Dabei nahmen sie ihm ein anderes Mobiltelefon ab, zur «Eigentumssicherung», wie es heisst. Sehr wahrscheinlich setzte er danach das Mobiltelefon aus der Schweiz ein. Rund zwei Wochen später starteten die deutschen Behörden eine Überwachung des Mannes: zwischen dem 4. April und 21. September wurde seine Kommunikation abgehört und er wurde «anlassbezogen» observiert.
Weil er damals gemäss Informationen der Quellen von SRF und der «Welt» das Handy aus der Schweiz nutzte, wurden die Deutschen Ermittler auch auf die Schweizer Prepaid-SIM-Karte aufmerksam. Wie sich die Deutschen Ermittler danach allenfalls mit den Schweizern ausgetauscht haben, ist nicht im Detail bekannt. Gemäss Personen mit Einblick in offizielle Dokumente steht aber ausser Zweifel: Die deutschen Ermittler gehen davon aus, dass der Attentäter ein Schweizer Handy benutzte.

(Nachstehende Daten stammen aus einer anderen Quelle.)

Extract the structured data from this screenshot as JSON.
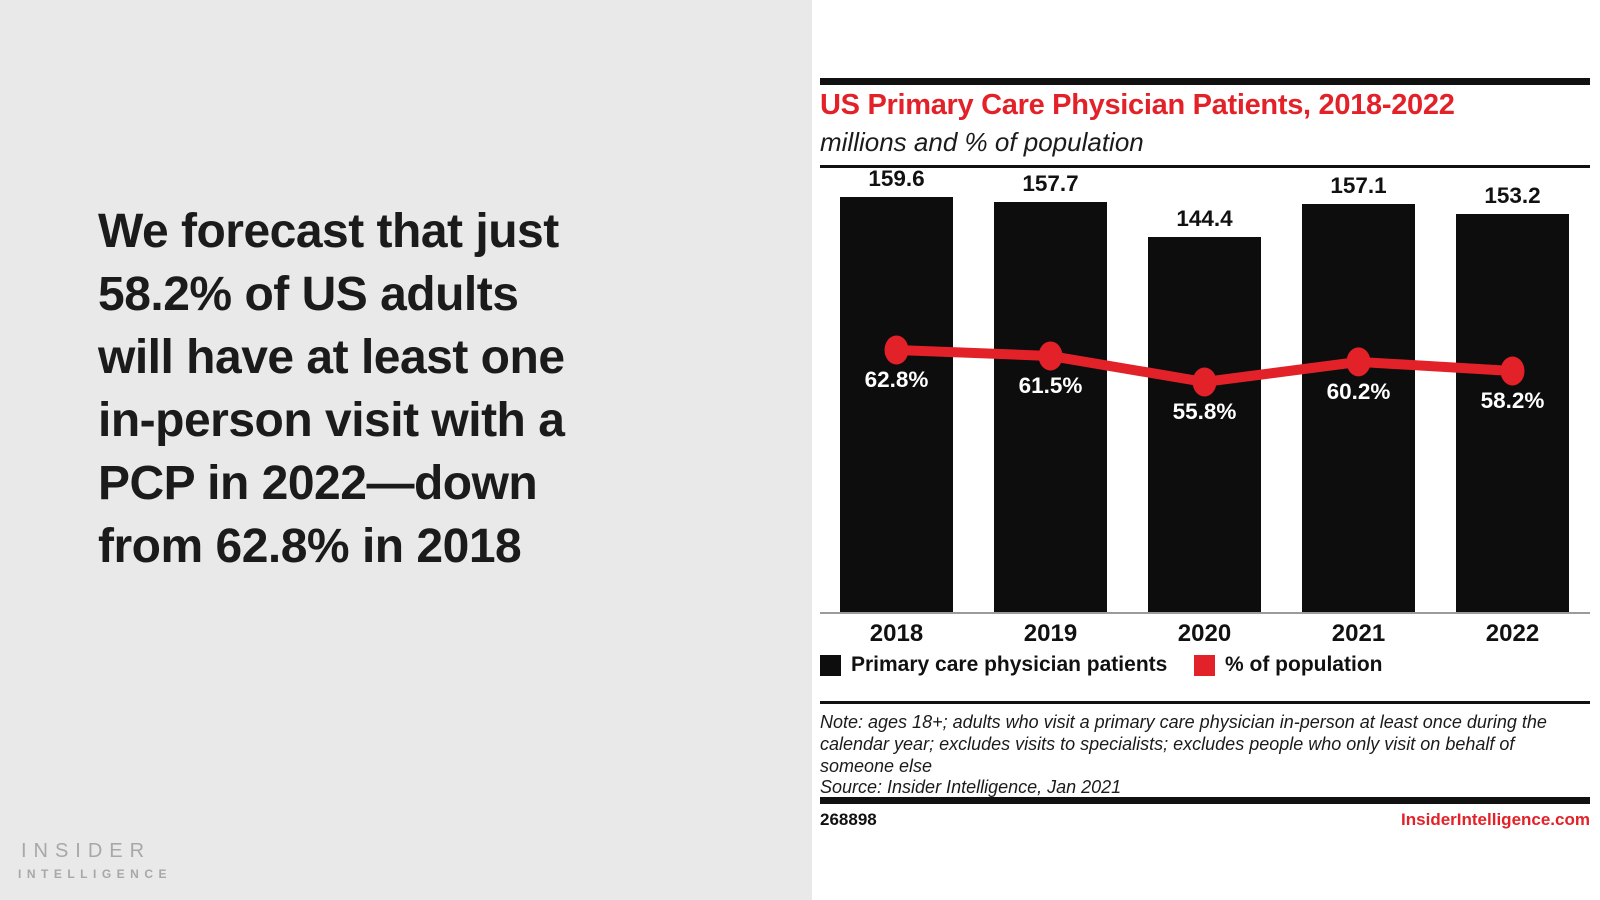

Strafen für fehlbare SIM-Verkäufer geplant
Prepaid-SIM-Karten, die von Kriminellen missbraucht werden, sind kein neues Phänomen. Thomas Hansjakob, Erster Staatsanwalt des Kanton St. Gallen sagte gegenüber «10vor10», offensichtlich sei es sehr einfach, eine SIM-Karte zu besorgen, die auf einen anderen Namen registriert sei. «In Verfahren stellen wir fest, dass ein grosser Teil der SIM-Karten nicht registriert sind. Ich würde sagen zwischen 10 und im Extremfall 40 Prozent der Fälle», so Hansjakob.

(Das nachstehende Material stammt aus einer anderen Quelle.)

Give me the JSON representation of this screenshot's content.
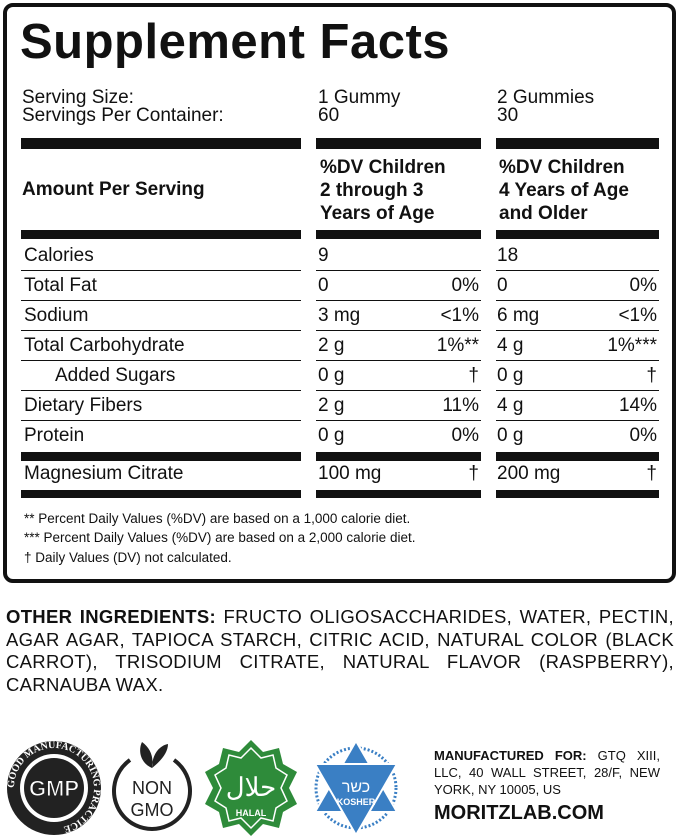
{
  "title": "Supplement Facts",
  "serving": {
    "size_label": "Serving Size:",
    "per_container_label": "Servings Per Container:",
    "col1_size": "1 Gummy",
    "col1_per": "60",
    "col2_size": "2 Gummies",
    "col2_per": "30"
  },
  "header": {
    "amount_label": "Amount Per Serving",
    "col1": [
      "%DV Children",
      "2 through 3",
      "Years of Age"
    ],
    "col2": [
      "%DV Children",
      "4 Years of Age",
      "and Older"
    ]
  },
  "rows": [
    {
      "name": "Calories",
      "a1": "9",
      "d1": "",
      "a2": "18",
      "d2": ""
    },
    {
      "name": "Total Fat",
      "a1": "0",
      "d1": "0%",
      "a2": "0",
      "d2": "0%"
    },
    {
      "name": "Sodium",
      "a1": "3 mg",
      "d1": "<1%",
      "a2": "6 mg",
      "d2": "<1%"
    },
    {
      "name": "Total Carbohydrate",
      "a1": "2 g",
      "d1": "1%**",
      "a2": "4 g",
      "d2": "1%***"
    },
    {
      "name": "Added Sugars",
      "a1": "0 g",
      "d1": "†",
      "a2": "0 g",
      "d2": "†",
      "indent": true
    },
    {
      "name": "Dietary Fibers",
      "a1": "2 g",
      "d1": "11%",
      "a2": "4 g",
      "d2": "14%"
    },
    {
      "name": "Protein",
      "a1": "0 g",
      "d1": "0%",
      "a2": "0 g",
      "d2": "0%"
    },
    {
      "name": "Magnesium Citrate",
      "a1": "100 mg",
      "d1": "†",
      "a2": "200 mg",
      "d2": "†"
    }
  ],
  "footnotes": [
    "** Percent Daily Values (%DV) are based on a 1,000 calorie diet.",
    "*** Percent Daily Values (%DV) are based on a 2,000 calorie diet.",
    "† Daily Values (DV) not calculated."
  ],
  "ingredients": {
    "label": "OTHER INGREDIENTS:",
    "text": " FRUCTO OLIGOSACCHARIDES, WATER, PECTIN, AGAR AGAR, TAPIOCA STARCH, CITRIC ACID, NATURAL COLOR (BLACK CARROT), TRISODIUM CITRATE, NATURAL FLAVOR (RASPBERRY), CARNAUBA WAX."
  },
  "badges": {
    "gmp": "GMP",
    "gmp_ring": "GOOD MANUFACTURING PRACTICE",
    "non_gmo": [
      "NON",
      "GMO"
    ],
    "halal": "HALAL",
    "halal_arabic": "حلال",
    "kosher": "KOSHER",
    "kosher_hebrew": "כשר",
    "halal_color": "#2e8b3a",
    "kosher_color": "#3a7fc4"
  },
  "manufacturer": {
    "label": "MANUFACTURED FOR:",
    "text": " GTQ XIII, LLC, 40 WALL STREET, 28/F, NEW YORK, NY 10005, US",
    "website": "MORITZLAB.COM"
  }
}
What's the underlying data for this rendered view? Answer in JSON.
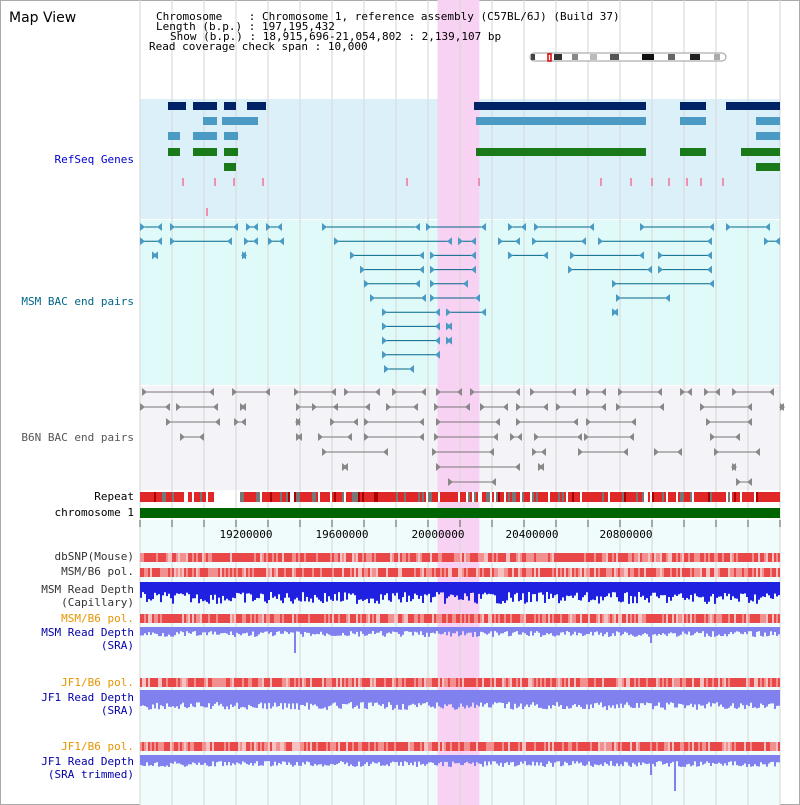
{
  "page": {
    "title": "Map View"
  },
  "info": {
    "chromosome_label": "Chromosome",
    "chromosome_value": "Chromosome 1, reference assembly (C57BL/6J) (Build 37)",
    "length_label": "Length (b.p.)",
    "length_value": "197,195,432",
    "show_label": "Show (b.p.)",
    "show_value": "18,915,696-21,054,802 : 2,139,107 bp",
    "coverage_label": "Read coverage check span",
    "coverage_value": "10,000"
  },
  "view": {
    "start": 18915696,
    "end": 21054802,
    "highlight_start": 19910000,
    "highlight_end": 20050000
  },
  "tracks": {
    "refseq": "RefSeq Genes",
    "msm_bac": "MSM BAC end pairs",
    "b6n_bac": "B6N BAC end pairs",
    "repeat": "Repeat",
    "chromosome": "chromosome 1",
    "dbsnp": "dbSNP(Mouse)",
    "msm_b6_pol_1": "MSM/B6 pol.",
    "msm_depth_cap_1": "MSM Read Depth",
    "msm_depth_cap_2": "(Capillary)",
    "msm_b6_pol_2": "MSM/B6 pol.",
    "msm_depth_sra_1": "MSM Read Depth",
    "msm_depth_sra_2": "(SRA)",
    "jf1_b6_pol_1": "JF1/B6 pol.",
    "jf1_depth_sra_1": "JF1 Read Depth",
    "jf1_depth_sra_2": "(SRA)",
    "jf1_b6_pol_2": "JF1/B6 pol.",
    "jf1_depth_trim_1": "JF1 Read Depth",
    "jf1_depth_trim_2": "(SRA trimmed)"
  },
  "ruler": {
    "ticks": [
      "19200000",
      "19600000",
      "20000000",
      "20400000",
      "20800000"
    ]
  },
  "colors": {
    "refseq_bg": "#dcf0fa",
    "msm_bg": "#e0fafa",
    "b6n_bg": "#f3f3f8",
    "data_bg": "#f0fcfc",
    "highlight": "#f8d2f2",
    "refseq_label": "#0000cc",
    "msm_label": "#006688",
    "b6n_label": "#555555",
    "pol_label": "#e69500",
    "depth_label": "#0000aa",
    "chromosome_bar": "#006400",
    "snp": "#e84040",
    "depth_cap": "#2020e0",
    "depth_sra": "#8080ee"
  }
}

Das Problem seien nicht die grossen Anbieter, sonder eher kleinere Läden. «Es gibt Läden, die SIM-Karten weiterverkaufen – und in diesen Fällen hat der Anbieter der SIM-Karten eigentlich keinen Einfluss darauf, ob das sauber abläuft. Und der Wiederverkäufer hat kein grosses Interesse, dies sauber abzuwickeln. Dieser will in erster Linie die SIM-Karte verkaufen.»

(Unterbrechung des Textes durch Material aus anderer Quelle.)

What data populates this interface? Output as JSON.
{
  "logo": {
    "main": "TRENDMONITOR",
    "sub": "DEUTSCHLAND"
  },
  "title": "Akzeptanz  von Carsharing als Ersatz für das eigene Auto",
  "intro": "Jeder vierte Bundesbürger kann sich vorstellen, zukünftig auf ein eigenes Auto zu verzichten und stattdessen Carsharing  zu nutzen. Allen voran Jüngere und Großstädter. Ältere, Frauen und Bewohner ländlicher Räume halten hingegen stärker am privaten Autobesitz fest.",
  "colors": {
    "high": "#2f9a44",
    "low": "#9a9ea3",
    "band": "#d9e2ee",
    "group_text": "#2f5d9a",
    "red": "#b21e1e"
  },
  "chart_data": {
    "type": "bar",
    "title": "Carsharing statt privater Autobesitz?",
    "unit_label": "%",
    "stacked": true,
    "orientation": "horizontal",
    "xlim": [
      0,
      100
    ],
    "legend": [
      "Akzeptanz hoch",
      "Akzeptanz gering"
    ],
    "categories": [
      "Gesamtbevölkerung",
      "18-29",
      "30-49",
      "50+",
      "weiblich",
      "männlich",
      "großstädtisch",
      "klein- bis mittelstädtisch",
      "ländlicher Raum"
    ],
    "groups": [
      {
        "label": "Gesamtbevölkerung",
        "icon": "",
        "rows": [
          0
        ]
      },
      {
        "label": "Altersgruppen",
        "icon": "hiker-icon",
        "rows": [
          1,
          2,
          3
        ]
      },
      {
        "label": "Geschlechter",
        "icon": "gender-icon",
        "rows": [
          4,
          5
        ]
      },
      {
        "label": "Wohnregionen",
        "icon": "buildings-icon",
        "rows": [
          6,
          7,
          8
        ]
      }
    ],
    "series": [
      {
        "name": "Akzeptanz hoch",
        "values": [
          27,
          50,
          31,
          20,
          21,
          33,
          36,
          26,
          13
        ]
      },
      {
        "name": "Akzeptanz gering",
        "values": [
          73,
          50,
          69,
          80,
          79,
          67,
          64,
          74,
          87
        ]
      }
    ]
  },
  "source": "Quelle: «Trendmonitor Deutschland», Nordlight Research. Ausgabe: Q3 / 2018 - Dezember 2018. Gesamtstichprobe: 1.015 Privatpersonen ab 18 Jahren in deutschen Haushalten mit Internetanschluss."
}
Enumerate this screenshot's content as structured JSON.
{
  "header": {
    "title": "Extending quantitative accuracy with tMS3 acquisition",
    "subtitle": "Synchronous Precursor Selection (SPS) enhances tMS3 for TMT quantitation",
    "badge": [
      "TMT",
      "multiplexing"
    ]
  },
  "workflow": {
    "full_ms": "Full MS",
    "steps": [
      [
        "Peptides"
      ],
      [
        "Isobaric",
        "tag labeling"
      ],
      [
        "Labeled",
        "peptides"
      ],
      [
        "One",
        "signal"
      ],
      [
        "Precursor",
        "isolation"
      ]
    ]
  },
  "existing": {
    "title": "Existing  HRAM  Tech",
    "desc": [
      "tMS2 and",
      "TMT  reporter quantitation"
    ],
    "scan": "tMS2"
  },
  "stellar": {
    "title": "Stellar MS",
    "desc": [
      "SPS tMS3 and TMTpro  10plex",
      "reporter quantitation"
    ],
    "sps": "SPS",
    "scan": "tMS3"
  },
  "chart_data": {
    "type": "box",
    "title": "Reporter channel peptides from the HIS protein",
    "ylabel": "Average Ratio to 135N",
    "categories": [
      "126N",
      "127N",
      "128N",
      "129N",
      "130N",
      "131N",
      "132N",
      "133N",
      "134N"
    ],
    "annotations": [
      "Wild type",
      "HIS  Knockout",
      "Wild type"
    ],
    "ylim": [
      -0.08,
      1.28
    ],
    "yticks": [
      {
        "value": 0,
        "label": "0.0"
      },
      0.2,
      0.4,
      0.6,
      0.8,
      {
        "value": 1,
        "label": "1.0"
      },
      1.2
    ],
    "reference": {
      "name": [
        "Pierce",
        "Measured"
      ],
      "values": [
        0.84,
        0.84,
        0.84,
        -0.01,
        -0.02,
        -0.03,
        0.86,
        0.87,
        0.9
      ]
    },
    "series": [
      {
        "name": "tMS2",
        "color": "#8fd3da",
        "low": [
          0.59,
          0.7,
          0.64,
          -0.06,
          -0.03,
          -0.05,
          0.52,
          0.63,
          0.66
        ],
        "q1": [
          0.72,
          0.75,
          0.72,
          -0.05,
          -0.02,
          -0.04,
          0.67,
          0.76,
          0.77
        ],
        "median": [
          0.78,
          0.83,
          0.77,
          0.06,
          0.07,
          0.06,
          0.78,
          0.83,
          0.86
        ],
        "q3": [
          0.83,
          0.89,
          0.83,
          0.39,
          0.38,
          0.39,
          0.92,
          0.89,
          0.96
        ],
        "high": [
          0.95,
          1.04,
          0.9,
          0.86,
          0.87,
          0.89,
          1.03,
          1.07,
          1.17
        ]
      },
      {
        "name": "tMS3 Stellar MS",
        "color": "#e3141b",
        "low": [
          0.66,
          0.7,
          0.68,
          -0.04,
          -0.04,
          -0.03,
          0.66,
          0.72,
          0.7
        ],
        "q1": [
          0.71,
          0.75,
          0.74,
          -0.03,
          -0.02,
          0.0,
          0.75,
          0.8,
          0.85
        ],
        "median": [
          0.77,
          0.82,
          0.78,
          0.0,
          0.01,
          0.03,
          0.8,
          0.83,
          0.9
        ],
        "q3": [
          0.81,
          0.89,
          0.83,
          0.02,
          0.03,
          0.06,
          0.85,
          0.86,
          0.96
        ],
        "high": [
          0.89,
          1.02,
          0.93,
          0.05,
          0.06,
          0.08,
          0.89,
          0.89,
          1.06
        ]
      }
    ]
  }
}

In Verfahren stellen wir fest, dass ein grosser Teil der SIM-Karten nicht registriert sind.
Die Rechtslage in der Schweiz ist eigentlich klar, wie Nils Güggi, Leiter Recht und Controlling vom Dienst Überwachung Post- und Fernmeldeverkehr Üpf des Justizdepartments sagt: «Für die Kontrolle der Registrierungen von SIM-Karten sind die Fernmeldedienst-Anbieter zuständig. Sie müssen die Daten aufnehmen und sicherstellen, dass ihre Angestellten die Daten überprüfen. Wir vom Dienst ÜPF haben keine direkte Kontrollmöglichkeit.»
Bei Verstössen gebe es heute keine Sanktionsmöglichkeiten. Man könne einzig das Gespräch suchen. Doch das ändert sich, mit dem neuen Bundesgesetz betreffend die Überwachung des Post- und Fernmeldeverkehrs (Büpf): «Das neue Büpf sieht vor, dass wenn eine Anbieterin vorsätzlich Personen nicht korrekt registriert beim Kauf einer SIM-Karte, dass dann eine Busse von bis zu 100‘000 Franken ausgesprochen werden kann», sagte Güggi.